Au diocèse de Dungu-Doruma, dans la partie nord-Est de la République démocratique du Congo, les sœurs Augustines sont actives dans leur mission extraordinaire auprès des démunis et se soutiennent mutuellement dans la diffusion de l’Évangile.

Une Congrégation féminine de droit diocésain, les Sœurs Augustines trouvent leurs racines en Belgique, en 1350. À cette époque, elles étaient connues sous le nom de « Sœurs Noires », en raison de leur habit et de leur engagement courageux auprès des victimes de la peste, alors appelée la « maladie noire ». Sous l’autorité de la supérieure, elles s’occupaient des malades et des mourants, souvent à domicile, dans un esprit de charité concrète.
Au fil des siècles, cette tradition augustinienne a traversé les frontières pour s’enraciner en Afrique. Le diocèse de Dungu-Doruma, située à la frontière entre la RDC et le Soudan du Sud, est le lieu où la congrégation adopte une nouvelle configuration. Le 28 août 1962, à la demande de Monseigneur Willem Van Den Elzen, alors Préfet apostolique de Doruma, Mère Marguerite engage le recrutement des trois premières postulantes congolaises. Cette date marque la naissance officielle des Sœurs Augustines de Dungu-Doruma en tant que congrégation diocésaine.

Fidèles à la spiritualité de Saint Augustin, les sœurs vivent leur vocation dans l’« unanimité de cœur et d’âme tournés vers Dieu ». Leur vie communautaire s’inspire de la première communauté chrétienne décrite dans les Actes des Apôtres, où tout était mis en commun dans la recherche de Dieu. Cette spiritualité se traduit aujourd’hui par un engagement concret dans le soin des malades, l’éducation, les œuvres sociales et la pastorale.
La formation des sœurs se déroule progressivement, de l’aspirandat, qui accueille à la fois de jeunes élèves et des candidates plus âgées, jusqu’au postulat, puis au noviciat, situé à Kisangani, où les novices se préparent à la profession de leurs premiers vœux de pauvreté, chasteté et obéissance.

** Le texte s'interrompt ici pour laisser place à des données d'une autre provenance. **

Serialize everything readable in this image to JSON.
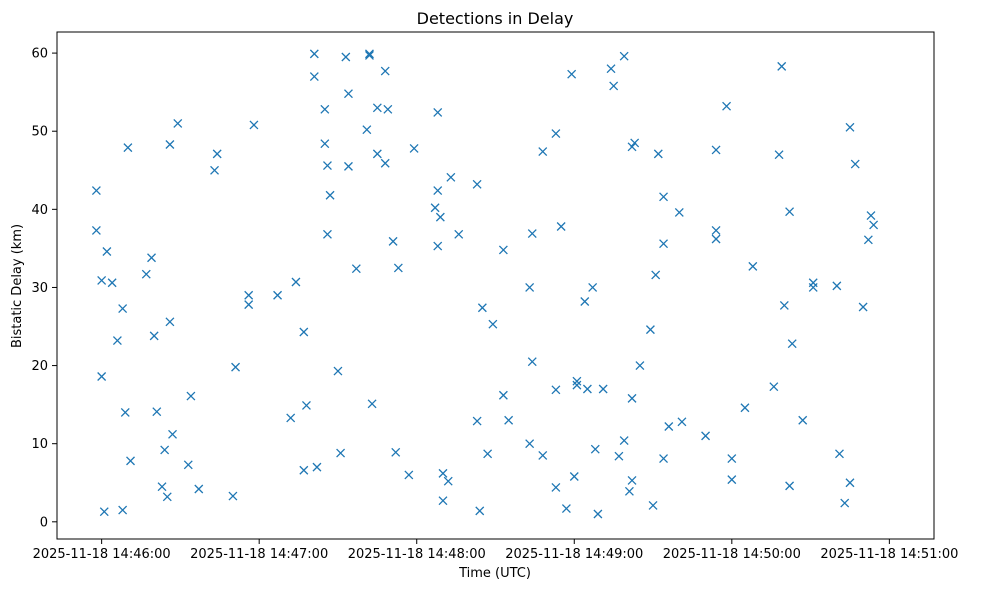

Actuellement, la congrégation compte 42 sœurs, réparties dans 8 communautés, souvent implantées dans les zones les plus reculées du diocèse de Dungu-Doruma. Dans les écoles, les hôpitaux, les paroisses et les structures sociales, elles œuvrent avec discrétion et persévérance. Leur travail n’est pas motivé par un gain matériel, mais par un service pastoral : les faibles revenus perçus sont intégralement mis au service de la communauté et des populations locales.
Dans un diocèse majoritairement jeune, le défi des vocations demeure réel. Les sœurs en sont conscientes, mais elles gardent l’espérance qu’une animation vocationnelle soutenue permettra de susciter de nouveaux engagements au service de l’Église locale.
Par leur présence fidèle et silencieuse, les Sœurs Augustines de Dungu-Doruma témoignent qu’un charisme ancien peut encore aujourd’hui porter du fruit, là où la souffrance humaine appelle une réponse de foi, de solidarité et d’amour concret.